Facebook on Wednesday ran its first public beta test of Hotline — a web-based Q&A platform that seems like it was dreamed up as the platform’s answer to the current voice chat app craze.
More specifically, Hotline is designed to function as a sort of love child between Instagram Live and Clubhouse, TechCrunch reports: Creators will address an audience of users, who will then be able to respond by asking questions with either text or audio. Unlike Clubhouse — which is strictly an audio-only platform — Hotline users will have the option to turn their cameras on during events, adding a visual element to an otherwise voice-dominated experience.
Hotline is currently being developed by Facebook’s NPE Team, which handles experimental app development within the company, and is being led by Eric Hazzard, who created the positivity-focused Q&A app tbh that Facebook acquired before pivoting Hotline.
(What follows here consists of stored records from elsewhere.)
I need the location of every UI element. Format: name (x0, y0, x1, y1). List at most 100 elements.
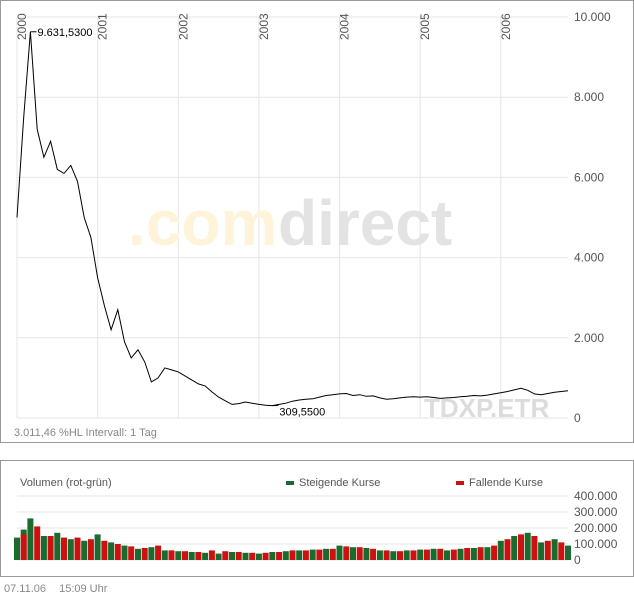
volume-bar-rising (94, 534, 101, 560)
price-y-tick-label: 0 (574, 411, 581, 425)
volume-chart: Volumen (rot-grün) Steigende Kurse Falle… (0, 460, 634, 577)
price-x-tick-label: 2005 (418, 13, 432, 40)
volume-bar-falling (423, 549, 430, 560)
volume-bar-falling (74, 537, 81, 560)
volume-bar-falling (504, 539, 511, 560)
volume-bar-rising (403, 550, 410, 560)
price-y-tick-label: 8.000 (574, 90, 604, 104)
volume-bar-rising (202, 552, 209, 560)
volume-bar-falling (20, 534, 27, 560)
volume-bar-falling (155, 545, 162, 560)
watermark-text-direct: direct (278, 187, 452, 259)
volume-bar-falling (437, 548, 444, 560)
legend-falling-swatch (456, 481, 464, 485)
volume-y-tick-label: 200.000 (574, 521, 618, 535)
volume-bar-rising (470, 548, 477, 560)
volume-bar-falling (235, 552, 242, 560)
volume-bar-rising (296, 550, 303, 560)
volume-bar-falling (47, 536, 54, 560)
volume-bar-falling (34, 526, 41, 560)
volume-bar-rising (457, 548, 464, 560)
volume-bar-rising (135, 548, 141, 560)
volume-bar-falling (101, 540, 108, 560)
volume-bar-falling (450, 549, 457, 560)
volume-bar-rising (161, 550, 168, 560)
price-x-tick-label: 2006 (499, 13, 513, 40)
volume-y-tick-label: 100.000 (574, 537, 618, 551)
volume-bar-rising (27, 518, 34, 560)
volume-bar-rising (511, 536, 518, 560)
price-y-tick-label: 6.000 (574, 170, 604, 184)
volume-bar-falling (558, 542, 565, 560)
volume-bar-rising (430, 548, 437, 560)
annotation-label: 309,5500 (279, 407, 325, 419)
volume-bar-rising (54, 532, 61, 560)
legend-rising-swatch (286, 481, 294, 485)
price-x-tick-label: 2003 (257, 13, 271, 40)
volume-bar-rising (108, 542, 115, 560)
price-x-tick-label: 2002 (176, 13, 190, 40)
volume-bar-rising (417, 549, 424, 560)
volume-bar-rising (565, 545, 571, 560)
volume-bar-rising (350, 547, 356, 560)
legend-rising-label: Steigende Kurse (299, 477, 380, 489)
footer-date: 07.11.06 (4, 583, 47, 595)
volume-bar-falling (302, 550, 309, 560)
volume-bar-falling (289, 550, 296, 560)
volume-bar-rising (363, 548, 370, 560)
volume-bar-falling (182, 551, 188, 560)
volume-bar-falling (356, 547, 363, 560)
volume-bar-falling (316, 549, 323, 560)
volume-bar-rising (551, 539, 558, 560)
volume-bar-rising (309, 549, 316, 560)
volume-bar-rising (497, 540, 504, 560)
volume-bar-rising (323, 548, 330, 560)
watermark-logo: .com direct (128, 187, 452, 259)
legend-falling-label: Fallende Kurse (469, 477, 543, 489)
volume-bar-falling (276, 552, 283, 560)
volume-bar-rising (175, 551, 182, 560)
volume-bar-rising (14, 537, 20, 560)
price-chart-border (0, 0, 634, 443)
volume-bar-falling (128, 546, 135, 560)
volume-bar-falling (544, 540, 551, 560)
volume-bar-falling (208, 550, 215, 560)
volume-bar-rising (538, 542, 545, 560)
volume-bar-falling (531, 536, 538, 560)
volume-bar-falling (114, 544, 121, 560)
volume-bar-rising (484, 547, 491, 560)
volume-bar-rising (215, 553, 222, 560)
volume-bar-falling (477, 547, 484, 560)
annotation-label: 9.631,5300 (37, 27, 92, 39)
volume-bar-rising (40, 536, 47, 560)
price-y-tick-label: 2.000 (574, 331, 604, 345)
volume-bar-falling (249, 552, 256, 560)
volume-bar-falling (195, 552, 202, 560)
volume-bar-falling (383, 550, 390, 560)
watermark-text-com: .com (128, 187, 277, 259)
volume-bar-falling (491, 545, 498, 560)
volume-bar-falling (262, 552, 269, 560)
volume-bar-rising (188, 552, 195, 560)
price-y-tick-label: 4.000 (574, 251, 604, 265)
price-x-tick-label: 2001 (96, 13, 110, 40)
volume-bar-rising (255, 553, 262, 560)
volume-bar-falling (370, 548, 377, 560)
volume-bar-rising (148, 547, 155, 560)
price-x-tick-label: 2000 (15, 13, 29, 40)
price-chart: .com direct 2000 2001 2002 2003 2004 2005 2006… (0, 0, 634, 443)
volume-bar-rising (444, 550, 450, 560)
volume-bar-rising (242, 552, 249, 560)
volume-bar-rising (81, 540, 88, 560)
price-y-tick-label: 10.000 (574, 10, 611, 24)
volume-bar-rising (269, 552, 276, 560)
volume-bar-rising (121, 545, 128, 560)
volume-bar-falling (61, 537, 67, 560)
volume-bar-rising (67, 539, 74, 560)
footer-timestamp: 07.11.06 15:09 Uhr (4, 583, 117, 595)
volume-bar-rising (336, 545, 343, 560)
volume-y-tick-label: 400.000 (574, 489, 618, 503)
volume-bar-falling (518, 534, 524, 560)
volume-bar-rising (390, 551, 397, 560)
volume-bar-rising (376, 550, 383, 560)
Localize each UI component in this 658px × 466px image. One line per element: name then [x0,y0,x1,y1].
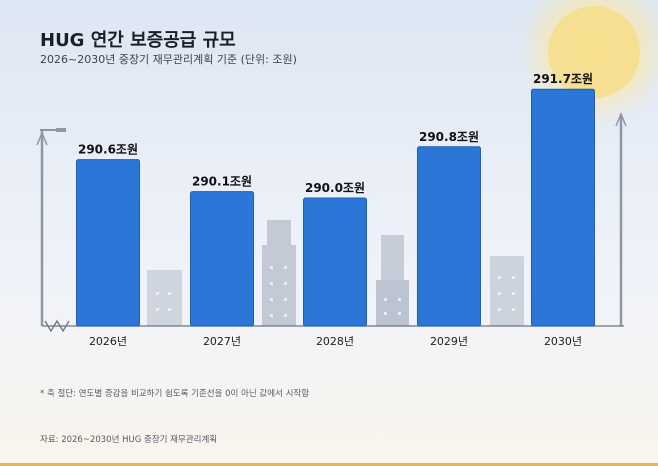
building-windows-decoration [156,266,515,317]
axis-break-footnote: * 축 절단: 연도별 증감을 비교하기 쉽도록 기준선을 0이 아닌 값에서 … [40,389,310,399]
bottom-accent-stripe [0,463,658,466]
bar-2029년 [417,146,481,327]
bar-value-label: 290.8조원 [419,130,479,144]
bar-value-label: 290.0조원 [305,181,365,195]
bar-value-label: 290.6조원 [78,143,138,157]
x-tick-label: 2026년 [89,335,127,348]
chart-title: HUG 연간 보증공급 규모 [40,30,236,51]
x-tick-label: 2027년 [203,335,241,348]
building-decoration [376,280,409,326]
bar-2026년 [76,159,140,327]
x-tick-label: 2028년 [316,335,354,348]
left-pole-decoration [36,128,66,326]
chart-subtitle: 2026~2030년 중장기 재무관리계획 기준 (단위: 조원) [40,53,297,66]
building-decoration [490,256,524,326]
bar-2028년 [303,197,367,327]
building-decoration [147,270,182,326]
x-tick-label: 2029년 [430,335,468,348]
building-decoration [262,245,296,326]
sun-decoration [548,6,640,98]
bar-2027년 [190,191,254,327]
bar-2030년 [531,88,595,327]
axis-break-mark [44,319,70,333]
x-tick-label: 2030년 [544,335,582,348]
bar-value-label: 290.1조원 [192,175,252,189]
bar-value-label: 291.7조원 [533,72,593,86]
building-decoration [381,235,404,281]
source-note: 자료: 2026~2030년 HUG 중장기 재무관리계획 [40,435,218,445]
building-decoration [267,220,291,246]
right-pole-decoration [615,112,627,326]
A public livestream of the app’s functionality on Wednesday was led by real estate investor Nick Huber, who spoke about industrial real estate as a second income stream — which should give you a pretty good idea about exactly what type of “creators” Hotline will be attempting to net once it’s live. Close observers of the stream will have noticed that Hotline’s interface closely resembles Clubhouse’s, in that the speaker’s icon is situated atop or astride an “audience,” which is populated by listeners whose profiles appear below the livestream (on the desktop version, the audience is off to the side).
Where the app differs from Clubhouse is in its functionality for “audience” members, who will see the questions they ask appear in a list at the top of the stream which other users can then choose to upvote or downvote. The creator will also have the option to pull listeners onto the “stage” area to join them in a back and forth, which will be something closer to Zoom in nature than its audio-only forebears.
In a statement on Wednesday, Facebook declined to offer specific details about a launch date for Hotline, but said that developers have been encouraged to see how new multimedia features and formats “continue to help people connect and build community.”
“With Hotline, we’re hoping to understand how interactive, live multimedia Q&As can help people learn from experts in areas like professional skills, just as it helps those experts build their businesses,” a Facebook spokesperson said.
Editor’s Note: Release dates within this article are based in the U.S., but will be updated with local Australian dates as soon as we know more.